DECATUR, Ala. - A summer outreach effort in the River City brings more than a dozen teenagers into the police department.
They got to see a side of police work many of us never get the chance to.
Parents and community members cheered on the first graduates of Decatur Police Department's Explorer program.
"It allows us to do outreach to our community, to our youth and build the relationships and give them an idea of what being a police officer is like," explained Lt. Proncey Robertson.
Teens between 14 and 17 spent weeks of their summer with the department, getting hands on lessons.
"A crime scene investigator came and we learned criminal investigation, how to do fingerprints, stuff like that," said Explorer graduate Matthew Tankersley.
It provides a better understanding, and potentially, an interest in becoming an officer.
"Who better to serve our community than our own folk, our own people, our own children," said Decatur Police Chief Nate Allen.
Decatur Police hope the relationship also provides guidance.
"Just recently, we've had some youth this same age group getting into some trouble.

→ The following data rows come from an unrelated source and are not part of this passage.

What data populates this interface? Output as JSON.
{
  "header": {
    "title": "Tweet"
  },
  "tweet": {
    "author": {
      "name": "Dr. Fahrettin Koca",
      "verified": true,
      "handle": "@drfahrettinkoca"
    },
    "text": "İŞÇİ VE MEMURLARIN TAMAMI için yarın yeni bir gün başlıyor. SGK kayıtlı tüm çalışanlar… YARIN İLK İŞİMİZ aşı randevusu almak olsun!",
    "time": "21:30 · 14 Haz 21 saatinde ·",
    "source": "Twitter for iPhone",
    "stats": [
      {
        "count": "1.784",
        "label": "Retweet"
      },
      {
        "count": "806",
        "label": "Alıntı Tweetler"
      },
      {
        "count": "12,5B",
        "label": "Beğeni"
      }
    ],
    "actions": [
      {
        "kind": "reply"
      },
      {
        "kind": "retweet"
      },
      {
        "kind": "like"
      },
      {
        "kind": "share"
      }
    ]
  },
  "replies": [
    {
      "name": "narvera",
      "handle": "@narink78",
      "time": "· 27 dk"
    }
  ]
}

Programs like this is what we want to offer to get them on a productive path rather than a negative path," said Lt. Robertson.
"When I ask you to be a team, I don't mean just with law enforcement professionals, but also be a team with your community," said Safety Education Officer Heather Atchley during the graduation ceremony.
The department plans to continue the program, and possibly expand it to other age groups.
This isn't the end of the graduates' relationship with the department, either. They are the first inductees into a Junior Police League and can volunteer for age-appropriate police activities, such as helping with event parking at city events.